These are the definitions I'll be working with. (Note that they are informal and the author promises more formal ones later on in the book, but I'm not there yet.)
A set $Z$ of strings of a given alphabet $\mathsf{A}$ is called decidable if there is an algorithm (a mechanical decision procedure) that after finitely many calculation steps provides us with an answer to the question whether a string $\xi$ of symbols of $\mathsf{A}$ belongs to $Z$. [...] A theory $T$ is called recursively axiomatizable, or just axiomatizable, if it possesses a decidable axiom system.
At first glance, it seems to me that an uncountable theory $T$ could be decidable, as it seems possible that an algorithm could determine whether a string belongs to its axiom system $X$, for all strings of an alphabet. However, here my doubts come up. The author provides a sketch of the following theorem.
The theorems of an axiomatizable theory are effectively enumerable.
He defines enumerability in this way.
Put roughly, a set $M$ [...] is called effectively (or recursively) enumerable if there exists an algorithm that delivers the elements of $M$ stepwise.

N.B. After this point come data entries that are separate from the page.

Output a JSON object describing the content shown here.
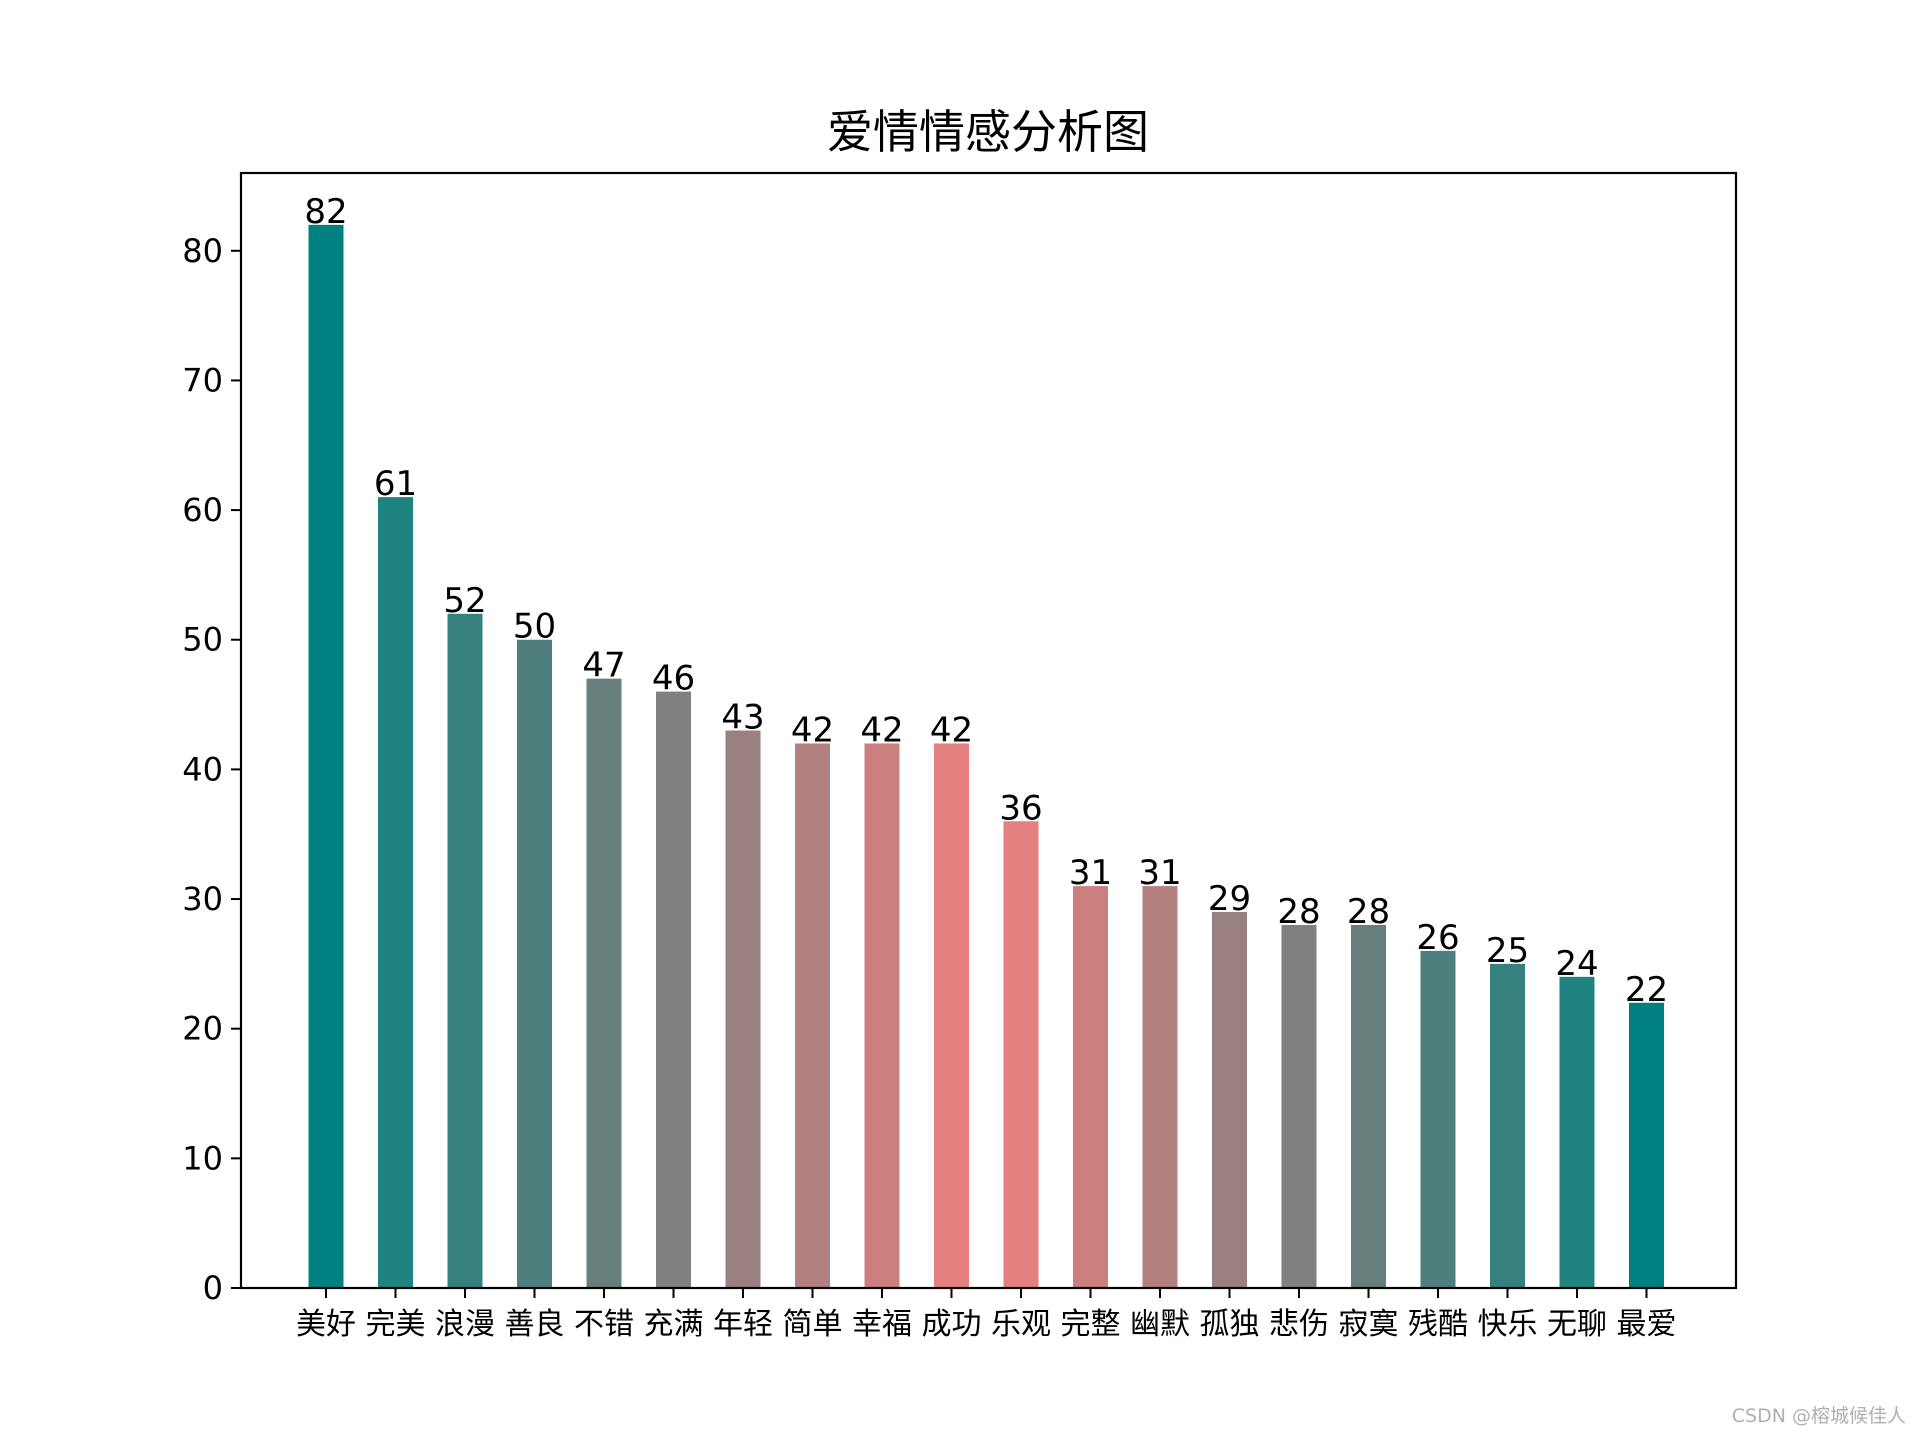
{
  "chart_data": {
    "type": "bar",
    "title": "爱情情感分析图",
    "xlabel": "",
    "ylabel": "",
    "categories": [
      "美好",
      "完美",
      "浪漫",
      "善良",
      "不错",
      "充满",
      "年轻",
      "简单",
      "幸福",
      "成功",
      "乐观",
      "完整",
      "幽默",
      "孤独",
      "悲伤",
      "寂寞",
      "残酷",
      "快乐",
      "无聊",
      "最爱"
    ],
    "values": [
      82,
      61,
      52,
      50,
      47,
      46,
      43,
      42,
      42,
      42,
      36,
      31,
      31,
      29,
      28,
      28,
      26,
      25,
      24,
      22
    ],
    "colors": [
      "#008080",
      "#1f847f",
      "#36807d",
      "#4e7f7c",
      "#667f7d",
      "#808080",
      "#9a8080",
      "#b38080",
      "#cc7f7f",
      "#e58080",
      "#e58080",
      "#cc7f7f",
      "#b38080",
      "#9a8080",
      "#808080",
      "#667f7d",
      "#4e7f7c",
      "#36807d",
      "#1f847f",
      "#008080"
    ],
    "yticks": [
      0,
      10,
      20,
      30,
      40,
      50,
      60,
      70,
      80
    ],
    "ylim": [
      0,
      86
    ],
    "grid": false,
    "show_value_labels": true
  },
  "watermark": "CSDN @榕城候佳人"
}
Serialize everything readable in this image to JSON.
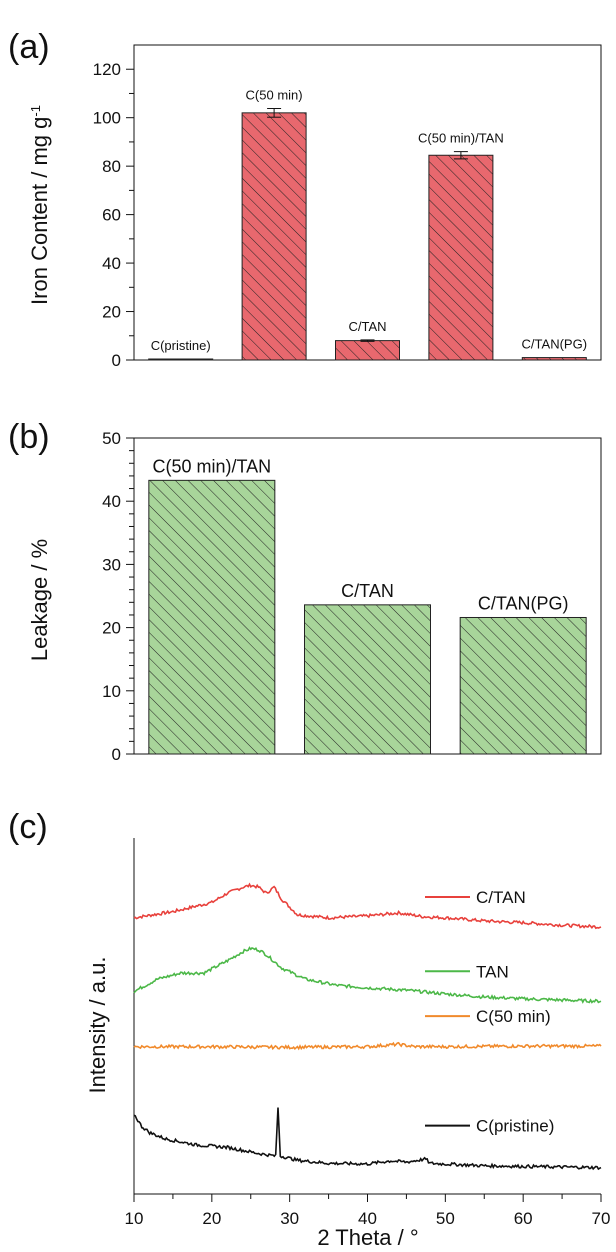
{
  "chart_data": [
    {
      "panel_label": "(a)",
      "type": "bar",
      "ylabel": "Iron Content / mg g",
      "ylabel_sup": "-1",
      "ylim": [
        0,
        130
      ],
      "yticks": [
        0,
        20,
        40,
        60,
        80,
        100,
        120
      ],
      "categories": [
        "C(pristine)",
        "C(50 min)",
        "C/TAN",
        "C(50 min)/TAN",
        "C/TAN(PG)"
      ],
      "values": [
        0.3,
        102,
        8,
        84.5,
        1
      ],
      "errors": [
        0,
        1.8,
        0.3,
        1.5,
        0
      ],
      "bar_color": "#e8686e",
      "hatch": "diagonal"
    },
    {
      "panel_label": "(b)",
      "type": "bar",
      "ylabel": "Leakage / %",
      "ylim": [
        0,
        50
      ],
      "yticks": [
        0,
        10,
        20,
        30,
        40,
        50
      ],
      "categories": [
        "C(50 min)/TAN",
        "C/TAN",
        "C/TAN(PG)"
      ],
      "values": [
        43.3,
        23.6,
        21.6
      ],
      "bar_color": "#a8d59a",
      "hatch": "diagonal"
    },
    {
      "panel_label": "(c)",
      "type": "line",
      "xlabel": "2 Theta / °",
      "ylabel": "Intensity / a.u.",
      "xlim": [
        10,
        70
      ],
      "xticks": [
        10,
        20,
        30,
        40,
        50,
        60,
        70
      ],
      "legend_placement": "right, next to each curve",
      "series": [
        {
          "name": "C/TAN",
          "color": "#e8413c",
          "points": [
            [
              10,
              21
            ],
            [
              15,
              22
            ],
            [
              20,
              23.5
            ],
            [
              22,
              25
            ],
            [
              24,
              26
            ],
            [
              25,
              26.3
            ],
            [
              26,
              26
            ],
            [
              27,
              25
            ],
            [
              28,
              26
            ],
            [
              29,
              24
            ],
            [
              31,
              21.5
            ],
            [
              35,
              21
            ],
            [
              40,
              21.3
            ],
            [
              44,
              21.8
            ],
            [
              47,
              21.2
            ],
            [
              50,
              21
            ],
            [
              55,
              20.5
            ],
            [
              60,
              20.2
            ],
            [
              65,
              19.8
            ],
            [
              70,
              19.5
            ]
          ]
        },
        {
          "name": "TAN",
          "color": "#4cb848",
          "points": [
            [
              10,
              9
            ],
            [
              13,
              11
            ],
            [
              16,
              12
            ],
            [
              19,
              12
            ],
            [
              22,
              14
            ],
            [
              24,
              15.5
            ],
            [
              25,
              16
            ],
            [
              26,
              15.8
            ],
            [
              27,
              15
            ],
            [
              29,
              12.8
            ],
            [
              32,
              11
            ],
            [
              36,
              10
            ],
            [
              40,
              9.6
            ],
            [
              45,
              9.2
            ],
            [
              50,
              8.6
            ],
            [
              55,
              8.1
            ],
            [
              60,
              7.8
            ],
            [
              65,
              7.6
            ],
            [
              70,
              7.4
            ]
          ]
        },
        {
          "name": "C(50 min)",
          "color": "#f18a2b",
          "points": [
            [
              10,
              0
            ],
            [
              20,
              0
            ],
            [
              30,
              -0.1
            ],
            [
              40,
              0
            ],
            [
              44,
              0.4
            ],
            [
              46,
              0
            ],
            [
              50,
              0
            ],
            [
              60,
              0.1
            ],
            [
              70,
              0.1
            ]
          ]
        },
        {
          "name": "C(pristine)",
          "color": "#111111",
          "points": [
            [
              10,
              -11
            ],
            [
              11,
              -13
            ],
            [
              12,
              -14
            ],
            [
              14,
              -15
            ],
            [
              18,
              -16
            ],
            [
              22,
              -16.4
            ],
            [
              26,
              -17.4
            ],
            [
              28.2,
              -17.8
            ],
            [
              28.5,
              -10
            ],
            [
              28.8,
              -17.8
            ],
            [
              31,
              -18.5
            ],
            [
              35,
              -19
            ],
            [
              40,
              -19.1
            ],
            [
              43,
              -18.6
            ],
            [
              45,
              -18.8
            ],
            [
              47.5,
              -18.3
            ],
            [
              48,
              -19
            ],
            [
              55,
              -19.4
            ],
            [
              60,
              -19.5
            ],
            [
              65,
              -19.6
            ],
            [
              70,
              -19.7
            ]
          ]
        }
      ]
    }
  ]
}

However, if an axiom system $X$ of some theory $T$ is uncountable, so is $T$ itself, and there can be no algorithm that could deliver the elements of $T$ (and therefore of the set containing all of the theorems of $T$, since $T$ is a subset of this set) stepwise. (This is because there is no bijection $f\colon \, \mathbb{N} \to T$, as $T$ is uncountable.) The conclusion seems to be that $T$ being axiomatizable implies it being countable.

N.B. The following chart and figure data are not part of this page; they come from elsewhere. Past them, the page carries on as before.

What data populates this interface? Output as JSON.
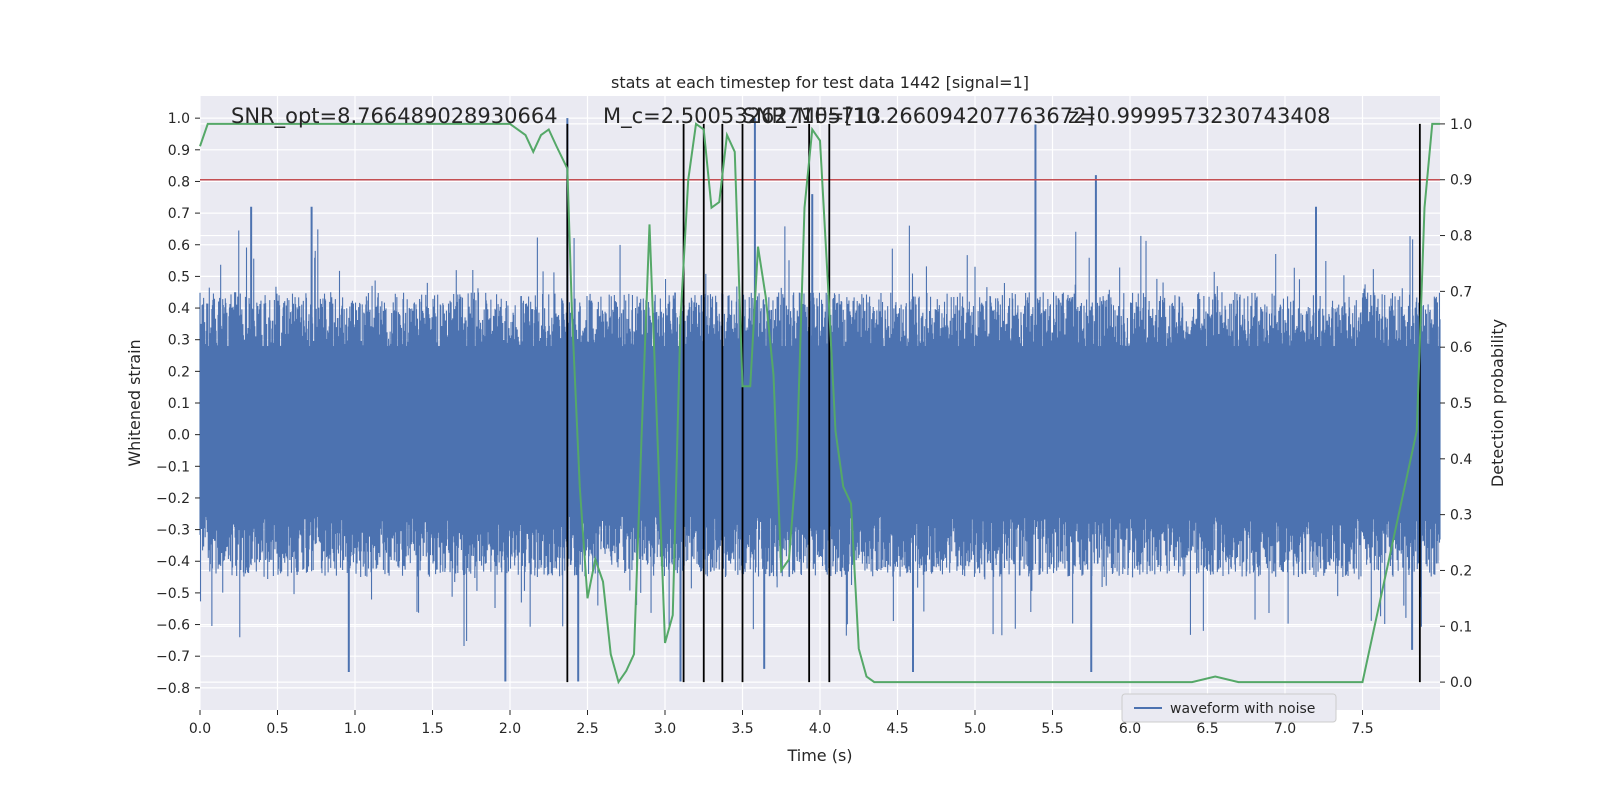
{
  "chart_data": {
    "type": "line",
    "title": "stats at each timestep for test data 1442 [signal=1]",
    "xlabel": "Time (s)",
    "ylabel": "Whitened strain",
    "y2label": "Detection probability",
    "xlim": [
      0.0,
      8.0
    ],
    "ylim": [
      -0.87,
      1.07
    ],
    "y2lim": [
      -0.05,
      1.05
    ],
    "xticks": [
      "0.0",
      "0.5",
      "1.0",
      "1.5",
      "2.0",
      "2.5",
      "3.0",
      "3.5",
      "4.0",
      "4.5",
      "5.0",
      "5.5",
      "6.0",
      "6.5",
      "7.0",
      "7.5"
    ],
    "yticks": [
      "1.0",
      "0.9",
      "0.8",
      "0.7",
      "0.6",
      "0.5",
      "0.4",
      "0.3",
      "0.2",
      "0.1",
      "0.0",
      "−0.1",
      "−0.2",
      "−0.3",
      "−0.4",
      "−0.5",
      "−0.6",
      "−0.7",
      "−0.8"
    ],
    "y2ticks": [
      "1.0",
      "0.9",
      "0.8",
      "0.7",
      "0.6",
      "0.5",
      "0.4",
      "0.3",
      "0.2",
      "0.1",
      "0.0"
    ],
    "grid": true,
    "legend": {
      "placement": "lower-right",
      "entries": [
        "waveform with noise"
      ]
    },
    "colors": {
      "waveform": "#4c72b0",
      "probability": "#55a868",
      "threshold": "#c44e52",
      "markers": "#000000",
      "background": "#eaeaf2",
      "grid": "#ffffff"
    },
    "annotations": [
      {
        "text": "SNR_opt=8.766489028930664",
        "x": 0.2
      },
      {
        "text": "M_c=2.500532627105713",
        "x": 2.6
      },
      {
        "text": "SNR_MF=[10.266094207763672]",
        "x": 3.5
      },
      {
        "text": "z=0.9999573230743408",
        "x": 5.6
      }
    ],
    "series": [
      {
        "name": "waveform with noise",
        "style": "noisy-band",
        "envelope": {
          "typical_max": 0.45,
          "typical_min": -0.45,
          "extreme_max": 1.0,
          "extreme_min": -0.78
        },
        "spikes": [
          {
            "x": 0.33,
            "y": 0.72
          },
          {
            "x": 0.72,
            "y": 0.72
          },
          {
            "x": 0.96,
            "y": -0.75
          },
          {
            "x": 1.97,
            "y": -0.78
          },
          {
            "x": 2.37,
            "y": 1.0
          },
          {
            "x": 2.44,
            "y": -0.78
          },
          {
            "x": 3.1,
            "y": -0.78
          },
          {
            "x": 3.58,
            "y": 1.0
          },
          {
            "x": 3.64,
            "y": -0.74
          },
          {
            "x": 3.95,
            "y": 0.76
          },
          {
            "x": 4.6,
            "y": -0.75
          },
          {
            "x": 5.39,
            "y": 0.98
          },
          {
            "x": 5.75,
            "y": -0.75
          },
          {
            "x": 5.78,
            "y": 0.82
          },
          {
            "x": 7.2,
            "y": 0.72
          },
          {
            "x": 7.82,
            "y": -0.68
          }
        ]
      },
      {
        "name": "detection probability",
        "axis": "right",
        "x": [
          0.0,
          0.05,
          0.1,
          0.5,
          1.0,
          1.5,
          2.0,
          2.1,
          2.15,
          2.2,
          2.25,
          2.3,
          2.37,
          2.4,
          2.45,
          2.5,
          2.55,
          2.6,
          2.65,
          2.7,
          2.75,
          2.8,
          2.85,
          2.9,
          2.95,
          3.0,
          3.05,
          3.1,
          3.15,
          3.2,
          3.25,
          3.3,
          3.35,
          3.4,
          3.45,
          3.5,
          3.55,
          3.6,
          3.65,
          3.7,
          3.75,
          3.8,
          3.85,
          3.9,
          3.95,
          4.0,
          4.05,
          4.1,
          4.15,
          4.2,
          4.25,
          4.3,
          4.35,
          4.4,
          4.5,
          5.0,
          5.5,
          5.6,
          6.0,
          6.4,
          6.55,
          6.7,
          7.0,
          7.2,
          7.5,
          7.85,
          7.9,
          7.95,
          8.0
        ],
        "values": [
          0.96,
          1.0,
          1.0,
          1.0,
          1.0,
          1.0,
          1.0,
          0.98,
          0.95,
          0.98,
          0.99,
          0.96,
          0.92,
          0.66,
          0.35,
          0.15,
          0.22,
          0.18,
          0.05,
          0.0,
          0.02,
          0.05,
          0.45,
          0.82,
          0.45,
          0.07,
          0.12,
          0.65,
          0.9,
          1.0,
          0.99,
          0.85,
          0.86,
          0.98,
          0.95,
          0.53,
          0.53,
          0.78,
          0.69,
          0.55,
          0.2,
          0.22,
          0.4,
          0.85,
          0.99,
          0.97,
          0.72,
          0.45,
          0.35,
          0.32,
          0.06,
          0.01,
          0.0,
          0.0,
          0.0,
          0.0,
          0.0,
          0.0,
          0.0,
          0.0,
          0.01,
          0.0,
          0.0,
          0.0,
          0.0,
          0.45,
          0.85,
          1.0,
          1.0
        ]
      }
    ],
    "threshold_line": {
      "axis": "right",
      "value": 0.9
    },
    "marker_lines_x": [
      2.37,
      3.12,
      3.25,
      3.37,
      3.5,
      3.93,
      4.06,
      7.87
    ]
  }
}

My question concerns my understanding of the definition of decidability. I interpreted the author's definition as saying that the algorithm deciding the membership of each string $\xi$ runs on all strings simultaneously. If the author meant to say that the algorithm can only process one string per step, then it, of course, trivially follows that no uncountable set is decidable. I am grateful for all clarifications of this confusion. :)